12 different birds, in silhouettes
Bird size, shape, and posture are key identification features. Cornell University.

Heather N. Kolich, ANR Agent, UGA Extension Forsyth County

For beginning birders, listening to experienced birdwatchers effortlessly differentiate between a Carolina and a black-capped chickadee, compare their life lists, and discuss their travels to see specific bird species can be daunting. But enjoying watching birds doesn’t need to be complicated, especially if we start with the birds in our own backyards.
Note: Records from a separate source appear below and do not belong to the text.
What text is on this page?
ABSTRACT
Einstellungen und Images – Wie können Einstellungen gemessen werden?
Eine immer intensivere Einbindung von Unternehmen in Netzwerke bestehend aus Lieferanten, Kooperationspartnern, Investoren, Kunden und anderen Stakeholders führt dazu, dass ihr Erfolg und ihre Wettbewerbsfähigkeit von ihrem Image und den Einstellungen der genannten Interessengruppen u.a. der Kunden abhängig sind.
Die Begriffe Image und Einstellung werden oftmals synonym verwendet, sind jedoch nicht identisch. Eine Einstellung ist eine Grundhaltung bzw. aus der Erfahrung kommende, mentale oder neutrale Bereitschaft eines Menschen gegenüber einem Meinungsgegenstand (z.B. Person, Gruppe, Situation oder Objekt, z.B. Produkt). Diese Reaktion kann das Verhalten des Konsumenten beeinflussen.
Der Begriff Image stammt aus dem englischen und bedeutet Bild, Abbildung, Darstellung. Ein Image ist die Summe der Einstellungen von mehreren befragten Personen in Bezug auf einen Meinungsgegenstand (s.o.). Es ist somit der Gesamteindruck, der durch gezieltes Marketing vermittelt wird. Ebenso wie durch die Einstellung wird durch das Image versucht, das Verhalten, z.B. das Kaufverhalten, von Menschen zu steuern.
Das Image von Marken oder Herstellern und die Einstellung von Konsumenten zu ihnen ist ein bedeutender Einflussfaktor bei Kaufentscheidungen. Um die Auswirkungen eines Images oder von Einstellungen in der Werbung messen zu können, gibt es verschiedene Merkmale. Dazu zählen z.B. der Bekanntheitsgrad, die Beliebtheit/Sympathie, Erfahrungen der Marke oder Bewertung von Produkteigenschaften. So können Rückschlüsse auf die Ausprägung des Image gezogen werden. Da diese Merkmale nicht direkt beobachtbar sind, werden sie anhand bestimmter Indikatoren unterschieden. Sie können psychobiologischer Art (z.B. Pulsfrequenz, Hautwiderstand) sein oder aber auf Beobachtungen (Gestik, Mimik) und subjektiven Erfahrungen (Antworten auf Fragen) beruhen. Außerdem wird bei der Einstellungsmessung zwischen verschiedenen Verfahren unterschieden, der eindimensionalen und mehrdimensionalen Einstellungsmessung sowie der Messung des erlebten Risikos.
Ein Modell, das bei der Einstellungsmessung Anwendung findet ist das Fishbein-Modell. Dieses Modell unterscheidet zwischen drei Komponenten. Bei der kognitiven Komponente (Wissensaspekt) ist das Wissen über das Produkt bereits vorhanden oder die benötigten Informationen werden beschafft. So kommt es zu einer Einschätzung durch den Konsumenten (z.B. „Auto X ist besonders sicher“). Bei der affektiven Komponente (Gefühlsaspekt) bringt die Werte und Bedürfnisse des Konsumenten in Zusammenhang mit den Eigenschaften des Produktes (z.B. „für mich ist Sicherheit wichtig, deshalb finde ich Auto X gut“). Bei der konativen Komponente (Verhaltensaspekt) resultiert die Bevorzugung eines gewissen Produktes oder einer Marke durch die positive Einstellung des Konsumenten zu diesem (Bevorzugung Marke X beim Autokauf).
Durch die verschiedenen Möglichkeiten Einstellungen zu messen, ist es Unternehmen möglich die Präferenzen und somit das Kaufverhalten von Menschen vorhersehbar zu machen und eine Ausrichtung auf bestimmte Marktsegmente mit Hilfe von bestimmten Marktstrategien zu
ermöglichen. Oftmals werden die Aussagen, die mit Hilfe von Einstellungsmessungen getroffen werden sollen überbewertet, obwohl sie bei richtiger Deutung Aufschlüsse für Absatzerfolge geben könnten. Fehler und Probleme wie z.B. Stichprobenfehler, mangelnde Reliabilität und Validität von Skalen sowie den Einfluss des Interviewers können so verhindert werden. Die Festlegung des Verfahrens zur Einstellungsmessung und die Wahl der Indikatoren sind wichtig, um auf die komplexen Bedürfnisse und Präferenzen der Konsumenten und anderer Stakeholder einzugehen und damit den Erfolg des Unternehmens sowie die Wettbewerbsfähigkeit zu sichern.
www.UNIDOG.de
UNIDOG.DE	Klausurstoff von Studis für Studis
My philosophy around landscape plants is, “You know what you grow.” That applies to bird identification, as well. At the outset, it’s easier to learn to identify birds that we see on a regular basis than it is to identify rare or exotic birds. Learning about birds in our own vicinity also hits one of the key factors in species identification: habitat.
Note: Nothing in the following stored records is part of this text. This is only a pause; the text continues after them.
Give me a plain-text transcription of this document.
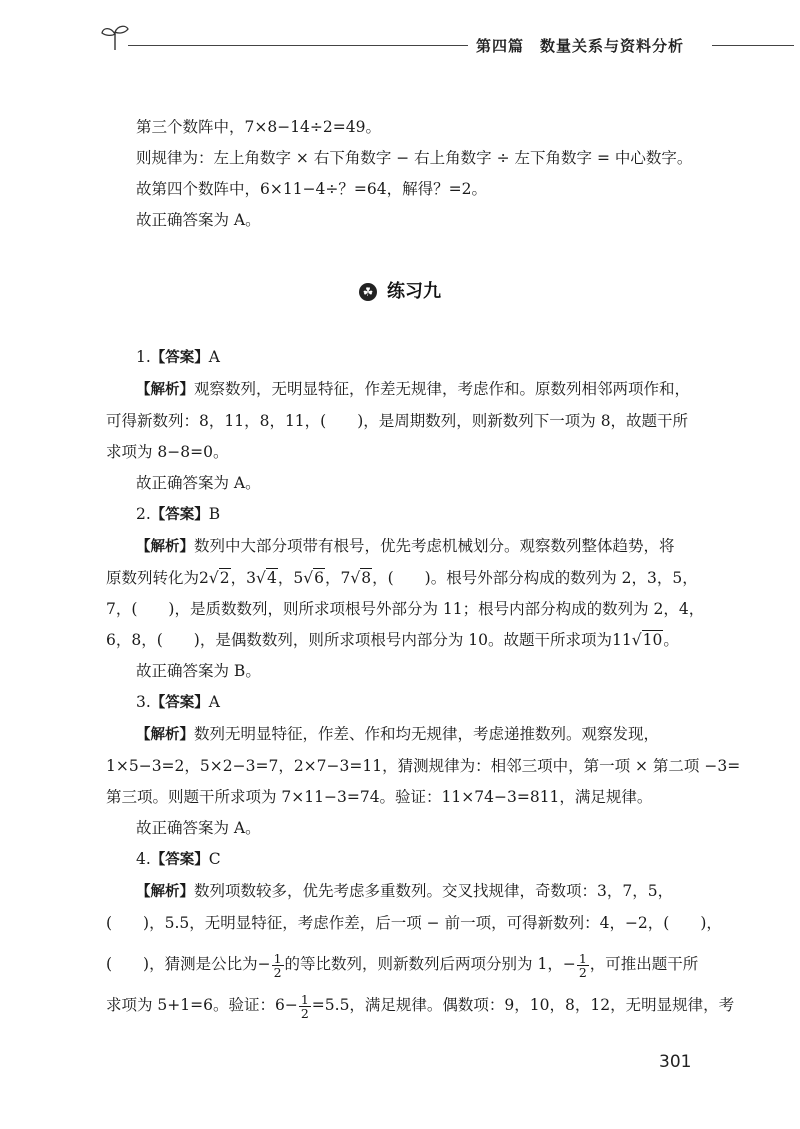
第四篇 数量关系与资料分析
第三个数阵中，7×8−14÷2=49。
则规律为：左上角数字 × 右下角数字 − 右上角数字 ÷ 左下角数字 = 中心数字。
故第四个数阵中，6×11−4÷？=64，解得？=2。
故正确答案为 A。
☘ 练习九
1.【答案】A
【解析】观察数列，无明显特征，作差无规律，考虑作和。原数列相邻两项作和，
可得新数列：8，11，8，11，(　　)，是周期数列，则新数列下一项为 8，故题干所
求项为 8−8=0。
故正确答案为 A。
2.【答案】B
【解析】数列中大部分项带有根号，优先考虑机械划分。观察数列整体趋势，将
原数列转化为2√2，3√4，5√6，7√8，(　　)。根号外部分构成的数列为 2，3，5，
7，(　　)，是质数数列，则所求项根号外部分为 11；根号内部分构成的数列为 2，4，
6，8，(　　)，是偶数数列，则所求项根号内部分为 10。故题干所求项为11√10。
故正确答案为 B。
3.【答案】A
【解析】数列无明显特征，作差、作和均无规律，考虑递推数列。观察发现，
1×5−3=2，5×2−3=7，2×7−3=11，猜测规律为：相邻三项中，第一项 × 第二项 −3=
第三项。则题干所求项为 7×11−3=74。验证：11×74−3=811，满足规律。
故正确答案为 A。
4.【答案】C
【解析】数列项数较多，优先考虑多重数列。交叉找规律，奇数项：3，7，5，
(　　)，5.5，无明显特征，考虑作差，后一项 − 前一项，可得新数列：4，−2，(　　)，
(　　)，猜测是公比为− $\frac{1}{2}$ 的等比数列，则新数列后两项分别为 1，− $\frac{1}{2}$ ，可推出题干所
求项为 5+1=6。验证：$6- \frac{1}{2} =5.5$，满足规律。偶数项：9，10，8，12，无明显规律，考
301
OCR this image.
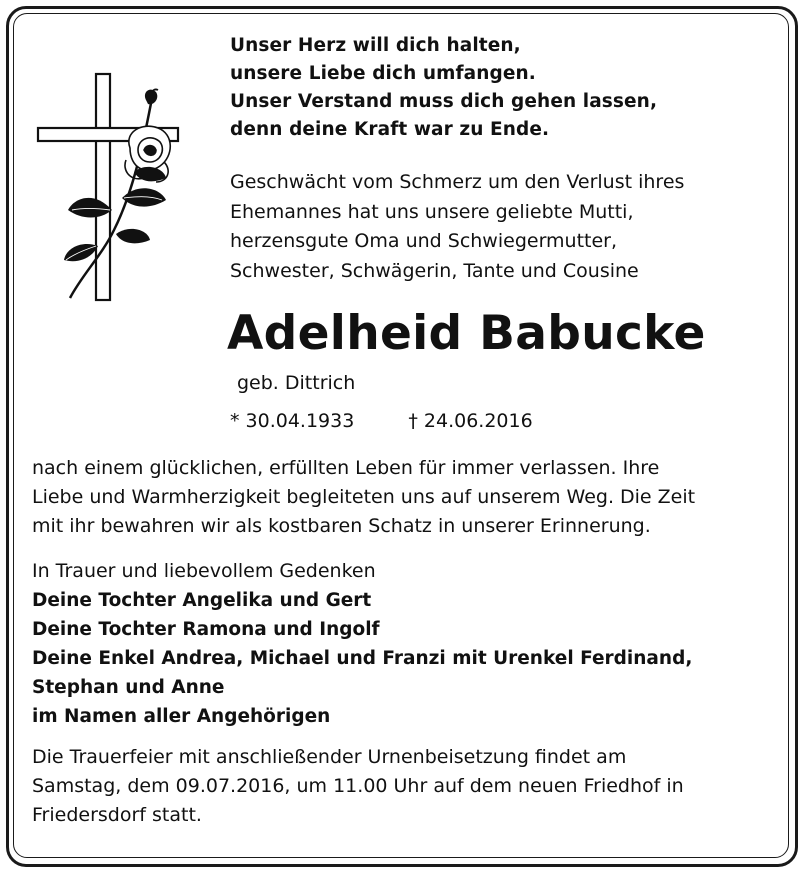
Unser Herz will dich halten,
unsere Liebe dich umfangen.
Unser Verstand muss dich gehen lassen,
denn deine Kraft war zu Ende.
Geschwächt vom Schmerz um den Verlust ihres
Ehemannes hat uns unsere geliebte Mutti,
herzensgute Oma und Schwiegermutter,
Schwester, Schwägerin, Tante und Cousine
Adelheid Babucke
geb. Dittrich
* 30.04.1933	† 24.06.2016
nach einem glücklichen, erfüllten Leben für immer verlassen. Ihre
Liebe und Warmherzigkeit begleiteten uns auf unserem Weg. Die Zeit
mit ihr bewahren wir als kostbaren Schatz in unserer Erinnerung.
In Trauer und liebevollem Gedenken
Deine Tochter Angelika und Gert
Deine Tochter Ramona und Ingolf
Deine Enkel Andrea, Michael und Franzi mit Urenkel Ferdinand,
Stephan und Anne
im Namen aller Angehörigen
Die Trauerfeier mit anschließender Urnenbeisetzung findet am
Samstag, dem 09.07.2016, um 11.00 Uhr auf dem neuen Friedhof in
Friedersdorf statt.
Habitat is where a bird lives. Since the Atlantic migratory flyway passes through Georgia, many different birds may visit our backyards, at least temporarily. Spring migration season is March 1 to June 15, and fall migration is August 1 to November 15. In the Georgia mountains, however, we are unlikely to see tufted puffins or other Pacific Northwest seabirds at any season.

Once geography is established, habit includes where the bird spends its time. Does it nest on the ground or high in a tree? Does it feed along the lake edge or hunt insects in a meadow?
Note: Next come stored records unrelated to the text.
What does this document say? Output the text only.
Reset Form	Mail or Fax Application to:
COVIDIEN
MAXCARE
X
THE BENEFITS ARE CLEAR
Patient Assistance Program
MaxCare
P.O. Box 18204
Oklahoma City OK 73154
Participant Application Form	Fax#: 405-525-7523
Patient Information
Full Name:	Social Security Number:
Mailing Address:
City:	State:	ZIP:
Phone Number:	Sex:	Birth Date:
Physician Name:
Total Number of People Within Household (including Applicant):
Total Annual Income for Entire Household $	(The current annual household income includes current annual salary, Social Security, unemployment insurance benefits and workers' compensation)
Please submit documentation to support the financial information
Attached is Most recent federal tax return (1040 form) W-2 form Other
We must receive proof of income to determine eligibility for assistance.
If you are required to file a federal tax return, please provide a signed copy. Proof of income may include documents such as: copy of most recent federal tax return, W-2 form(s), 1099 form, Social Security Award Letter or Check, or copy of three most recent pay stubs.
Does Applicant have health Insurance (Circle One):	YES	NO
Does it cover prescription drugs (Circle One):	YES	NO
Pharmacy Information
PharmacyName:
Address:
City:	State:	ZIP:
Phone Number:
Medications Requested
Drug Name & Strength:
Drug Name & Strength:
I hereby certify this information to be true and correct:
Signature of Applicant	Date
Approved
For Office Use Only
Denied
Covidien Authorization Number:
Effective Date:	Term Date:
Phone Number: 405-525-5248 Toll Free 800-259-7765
An image of North America divided into four sections based on the flyway regions.
Many species of birds pass through Georgia along the Atlantic Flyway each spring and fall. U.S. Fish and Wildlife Service.

Size, shape, and posture are key identification clues. Think about how birds look in profile when they’re perching or standing. Is the beak long and slim, or short and stout? Is there a crest on the head? How long are the legs and tail? How does it compare in body size and build to a bird you are very familiar with?

Behavior and activity help identify bird species. If the bird clings to a tree and hammers the trunk with its beak, woodpecker is a good starting point. A dark-feathered bird eating the dead racoon in the road could be a vulture or a crow; use size and shape to hone that preliminary identification. Notice how birds move. Some strut while others hop along the ground. Some soar or glide in flight, while others constantly beat their wings. Geese and ducks fly together in a V formation. Starlings mob as hundreds, creating a bird cloud that swoops and turns as a unit.

Field marks and color can start and finish the bird identification process. While color may be the first thing we notice, males and females of the species – as well as juveniles – may be different colors. Field marks are color patterns or features – a white ring around eyes or neck, a contrasting patch on wings or throat, or stripes and streaking – that point to a specific type of sparrow, hawk, or woodpecker.

Sounds and signs are also useful for identifying birds we can’t see. It’s hard to mistake the call of a bobwhite or whip-poor-will, and parallel strands of shallow holes ringing the bark of trees is a sure sign that sap suckers are nearby.

Cornell University’s “All About Birds” website (https://www.allaboutbirds.org/news/) is an excellent resource for learning and confirming bird identification. In the field, their free Merlin Bird ID app is great for beginners. 

Start practicing your bird identification skills this weekend, then join the Great Backyard Bird Count (https://www.birdcount.org/) in February to help scientists track bird populations around the world. All you have to do is spend 15 minutes between February 16-19, 2024, observing birds in your back yard and use the Merlin app to help identify all the birds you see or hear.